Some impressive 10-year-olds recently manned stalls at a nearby park. Their school asked them to design, make and sell products to the public. Parents and friends happily supported a great event that gave kids their first taste of entrepreneurship.
The trouble is, this event and so many others like it across secondary schools and universities, will not be formally recorded. It will be another experience in a long list of extracurricular activities, but not documented as part of an entrepreneurship learning portfolio.
As Australia hurtles towards a new era of youth entrepreneurship, we must consider how the learning from new ventures – and everything that goes with it – is captured, valued and recognised by employers or other stakeholders in the innovation ecosystem.
The idea is not as crazy as it sounds. Some European countries have discussed launching entrepreneurship skills accreditation programs and the 2014 UK Enterprise For All report outlined the merits of a digital "entrepreneurship passport" for students.
Broadly, these programs will recognise entrepreneurship learning by recording courses, events, internships and ventures that young people engage in and seek credit for.
A secondary student, for example, who completes an internship at a start-up venture would have that learning recorded and formally recognised on their entrepreneurship passport – a centralised, digital system that records their new-venture achievements.
So too would a tertiary student who competes in a university start-up competition, attends a new-venture bootcamp or a seminar featuring learning entrepreneurs. As would another who starts a venture after uni, fails and starts again.
I recall entering a university start-up competition, winning it and receiving a nice cheque. The other students had barely any recognition for their learning from the competition, despite spending months planning their venture and pitching the idea to venture capitalists.
Entrepreneurship, of all fields, requires learning-by-doing in the field. Students arguably gain more from an eight-week internship with a hot start-up than they ever can in a uni classroom. Yet this learning is not recorded or valued in the same way.
I have seen too many aspiring entrepreneurs over the years get little or no recognition for their new-venture experience.
For example, a friend started an online venture, raised capital and did everything from technology to sales and management. He had a thriving business until Amazon obliterated it (no shame in that). When the venture failed, he struggled to find a decent job because corporate employers did not understand or recognise his new-venture skills.
Other fields do much more to recognise learning and oversee its quality through accreditation programs. A financial adviser or company director, for example, might receive Continuing Professional Development points for attending a seminar or short course.
The point is, we need better recognition of entrepreneurship experiences – inside and outside the classroom – so that the value of that learning is recognised.

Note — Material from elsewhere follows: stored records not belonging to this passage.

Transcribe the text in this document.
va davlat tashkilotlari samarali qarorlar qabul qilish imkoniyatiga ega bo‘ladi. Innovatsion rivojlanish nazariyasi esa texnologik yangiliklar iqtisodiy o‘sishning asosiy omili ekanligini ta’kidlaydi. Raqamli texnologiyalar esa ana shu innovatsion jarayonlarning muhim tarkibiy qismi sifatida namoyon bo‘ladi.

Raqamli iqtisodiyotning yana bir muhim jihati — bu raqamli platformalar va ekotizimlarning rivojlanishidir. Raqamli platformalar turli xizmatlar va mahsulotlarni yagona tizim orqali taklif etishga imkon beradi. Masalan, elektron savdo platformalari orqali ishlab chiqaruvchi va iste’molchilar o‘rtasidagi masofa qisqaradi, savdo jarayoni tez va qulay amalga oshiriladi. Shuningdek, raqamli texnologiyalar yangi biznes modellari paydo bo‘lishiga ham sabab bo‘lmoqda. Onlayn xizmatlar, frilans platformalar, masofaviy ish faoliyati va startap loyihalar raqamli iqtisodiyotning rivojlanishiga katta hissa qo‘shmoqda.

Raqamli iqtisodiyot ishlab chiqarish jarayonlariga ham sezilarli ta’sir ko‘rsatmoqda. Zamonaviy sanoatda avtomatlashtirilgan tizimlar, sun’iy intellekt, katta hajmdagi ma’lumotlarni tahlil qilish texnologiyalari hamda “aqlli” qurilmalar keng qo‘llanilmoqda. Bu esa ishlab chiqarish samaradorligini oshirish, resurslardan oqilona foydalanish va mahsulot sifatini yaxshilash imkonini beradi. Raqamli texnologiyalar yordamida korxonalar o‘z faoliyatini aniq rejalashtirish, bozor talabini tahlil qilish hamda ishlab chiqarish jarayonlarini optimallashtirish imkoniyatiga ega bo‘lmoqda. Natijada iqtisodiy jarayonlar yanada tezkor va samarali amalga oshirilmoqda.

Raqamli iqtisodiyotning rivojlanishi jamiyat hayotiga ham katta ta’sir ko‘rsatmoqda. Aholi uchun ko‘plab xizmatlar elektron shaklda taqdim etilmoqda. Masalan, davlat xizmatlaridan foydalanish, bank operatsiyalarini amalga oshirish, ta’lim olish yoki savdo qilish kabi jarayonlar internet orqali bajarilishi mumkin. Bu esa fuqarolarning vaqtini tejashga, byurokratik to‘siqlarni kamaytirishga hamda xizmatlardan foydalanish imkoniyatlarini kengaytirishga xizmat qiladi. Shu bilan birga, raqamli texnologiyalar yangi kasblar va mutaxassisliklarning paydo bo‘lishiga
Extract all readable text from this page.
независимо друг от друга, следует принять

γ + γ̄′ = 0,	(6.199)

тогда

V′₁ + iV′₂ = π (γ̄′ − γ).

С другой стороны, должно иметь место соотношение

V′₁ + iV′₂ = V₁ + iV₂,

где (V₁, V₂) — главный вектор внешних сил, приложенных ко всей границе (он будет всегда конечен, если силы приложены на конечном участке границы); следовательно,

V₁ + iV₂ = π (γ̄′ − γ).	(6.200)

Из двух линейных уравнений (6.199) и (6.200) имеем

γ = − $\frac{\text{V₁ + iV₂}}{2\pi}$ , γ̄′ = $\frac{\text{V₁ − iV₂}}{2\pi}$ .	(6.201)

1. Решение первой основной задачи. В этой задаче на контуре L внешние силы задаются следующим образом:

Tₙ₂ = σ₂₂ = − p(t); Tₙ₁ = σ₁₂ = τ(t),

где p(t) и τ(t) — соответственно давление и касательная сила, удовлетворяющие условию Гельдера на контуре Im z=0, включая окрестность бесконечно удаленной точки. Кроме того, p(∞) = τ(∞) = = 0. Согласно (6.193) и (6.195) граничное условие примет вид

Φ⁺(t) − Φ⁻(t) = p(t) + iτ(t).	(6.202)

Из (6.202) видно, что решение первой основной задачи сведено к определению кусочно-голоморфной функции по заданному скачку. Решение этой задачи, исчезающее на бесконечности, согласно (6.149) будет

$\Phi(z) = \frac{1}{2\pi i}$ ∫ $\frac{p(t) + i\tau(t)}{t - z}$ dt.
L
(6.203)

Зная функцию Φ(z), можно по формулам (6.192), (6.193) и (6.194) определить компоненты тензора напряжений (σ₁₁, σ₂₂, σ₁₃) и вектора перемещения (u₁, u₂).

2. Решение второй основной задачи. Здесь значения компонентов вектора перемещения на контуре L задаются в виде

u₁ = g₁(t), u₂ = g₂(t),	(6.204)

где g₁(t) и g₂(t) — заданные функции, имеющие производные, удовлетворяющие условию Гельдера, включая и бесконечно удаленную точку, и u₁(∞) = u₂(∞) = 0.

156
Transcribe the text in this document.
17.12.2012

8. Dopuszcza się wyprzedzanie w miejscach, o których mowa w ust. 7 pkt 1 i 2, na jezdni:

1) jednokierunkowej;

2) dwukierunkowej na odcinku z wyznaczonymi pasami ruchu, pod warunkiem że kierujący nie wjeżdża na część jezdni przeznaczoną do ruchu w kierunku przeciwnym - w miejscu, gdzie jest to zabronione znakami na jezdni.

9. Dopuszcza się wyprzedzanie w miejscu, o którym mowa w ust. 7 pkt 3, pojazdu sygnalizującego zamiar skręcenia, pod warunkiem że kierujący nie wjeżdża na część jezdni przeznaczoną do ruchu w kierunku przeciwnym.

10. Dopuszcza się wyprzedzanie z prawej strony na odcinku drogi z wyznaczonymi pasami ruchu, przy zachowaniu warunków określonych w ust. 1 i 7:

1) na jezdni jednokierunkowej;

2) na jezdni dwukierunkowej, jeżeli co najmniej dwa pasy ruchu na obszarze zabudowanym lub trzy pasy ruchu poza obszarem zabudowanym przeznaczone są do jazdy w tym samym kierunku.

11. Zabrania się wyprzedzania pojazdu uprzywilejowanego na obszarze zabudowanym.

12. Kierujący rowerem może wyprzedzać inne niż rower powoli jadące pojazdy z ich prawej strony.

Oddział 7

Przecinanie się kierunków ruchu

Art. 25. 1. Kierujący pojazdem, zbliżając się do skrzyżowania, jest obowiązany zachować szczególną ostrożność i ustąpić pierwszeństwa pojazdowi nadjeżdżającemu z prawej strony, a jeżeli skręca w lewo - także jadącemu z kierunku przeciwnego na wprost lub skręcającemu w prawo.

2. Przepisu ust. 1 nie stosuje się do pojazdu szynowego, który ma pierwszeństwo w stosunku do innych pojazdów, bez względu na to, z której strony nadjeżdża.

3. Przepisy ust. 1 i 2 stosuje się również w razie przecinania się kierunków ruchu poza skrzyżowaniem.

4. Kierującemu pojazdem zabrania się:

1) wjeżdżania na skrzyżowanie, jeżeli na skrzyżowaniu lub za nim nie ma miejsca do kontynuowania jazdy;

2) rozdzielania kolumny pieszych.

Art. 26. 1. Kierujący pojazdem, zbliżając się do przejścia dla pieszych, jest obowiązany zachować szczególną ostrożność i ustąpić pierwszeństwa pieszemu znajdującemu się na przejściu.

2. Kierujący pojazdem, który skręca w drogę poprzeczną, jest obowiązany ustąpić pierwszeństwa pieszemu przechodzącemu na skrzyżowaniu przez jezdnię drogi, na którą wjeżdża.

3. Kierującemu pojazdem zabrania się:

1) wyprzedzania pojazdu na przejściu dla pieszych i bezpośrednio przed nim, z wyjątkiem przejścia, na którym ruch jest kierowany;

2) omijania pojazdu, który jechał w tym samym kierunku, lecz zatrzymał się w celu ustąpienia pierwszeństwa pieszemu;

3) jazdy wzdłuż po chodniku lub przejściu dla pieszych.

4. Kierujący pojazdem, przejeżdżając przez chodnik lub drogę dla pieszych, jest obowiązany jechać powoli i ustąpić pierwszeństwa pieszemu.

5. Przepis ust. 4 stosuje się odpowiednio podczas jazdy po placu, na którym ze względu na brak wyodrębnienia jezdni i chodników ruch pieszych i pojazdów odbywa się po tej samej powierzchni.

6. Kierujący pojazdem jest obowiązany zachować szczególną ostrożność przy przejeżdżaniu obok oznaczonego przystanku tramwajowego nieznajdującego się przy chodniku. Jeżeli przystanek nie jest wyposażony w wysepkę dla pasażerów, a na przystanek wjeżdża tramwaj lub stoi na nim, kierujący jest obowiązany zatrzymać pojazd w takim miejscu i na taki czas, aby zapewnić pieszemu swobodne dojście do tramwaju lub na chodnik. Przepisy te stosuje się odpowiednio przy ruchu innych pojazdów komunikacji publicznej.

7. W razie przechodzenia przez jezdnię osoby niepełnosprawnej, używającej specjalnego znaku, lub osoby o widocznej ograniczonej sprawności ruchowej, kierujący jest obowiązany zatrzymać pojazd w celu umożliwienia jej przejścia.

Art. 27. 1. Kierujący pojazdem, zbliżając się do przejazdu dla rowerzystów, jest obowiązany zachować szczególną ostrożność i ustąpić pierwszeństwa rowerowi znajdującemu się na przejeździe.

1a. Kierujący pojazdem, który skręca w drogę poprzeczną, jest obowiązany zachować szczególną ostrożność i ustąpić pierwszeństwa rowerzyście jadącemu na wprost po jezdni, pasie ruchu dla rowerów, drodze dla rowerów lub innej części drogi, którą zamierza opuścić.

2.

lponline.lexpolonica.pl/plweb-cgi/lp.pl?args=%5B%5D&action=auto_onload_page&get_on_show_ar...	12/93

Imagine a twentysomething who participates in a dozen recognised entrepreneurship programs at school and university. Those recorded experiences are an asset when he or she launches their venture, tries to raise capital or persuade others to support them. Potential stakeholders have a better sense of the young entrepreneur's capabilities and greater confidence in their ability.
And if the venture fails or performs below the founder's expectation, as the majority will, the entrepreneur at least has recognised entrepreneurship qualifications to promote to corporate employers, should they pursue a traditional career.
I do not suggest that every budding entrepreneur has every new-venture course or experience recorded. But a small proportion of young people who are serious about entrepreneurship may want their achievements documented.
The problem, of course, is the lack of a prominent entrepreneurship body in Australia that could design, implement and oversee such a system. Or have the resources to accredit youth entrepreneurship programs, maintain quality control and help safeguard against the threat of private-sector sharks trying to cash in on the entrepreneurship education boom.
Perhaps such an organisation, in time, could even accredit entrepreneurs and have continuing professional learning requirements – an idea I have flagged before, only to be criticised by serial entrepreneurs who claim such formality would never work.
They are usually the same founders who supposedly sold lemonade at age five, were badly misunderstood at school and had a mutant entrepreneurship gene that made them special (or, in truth, helped them spruik their venture and themselves).
Tomorrow's entrepreneurs will increasingly learn about new ventures through the education system, be encouraged to create their job rather than only apply for it, and see entrepreneurship as their calling and profession.
As in other fields, they will want recognition for their learning to help further their career, not the current haphazard system that does little to recognise formal or informal entrepreneurship learning (beyond that provided by unis or training organisations).
Our next generation of entrepreneurs deserves better.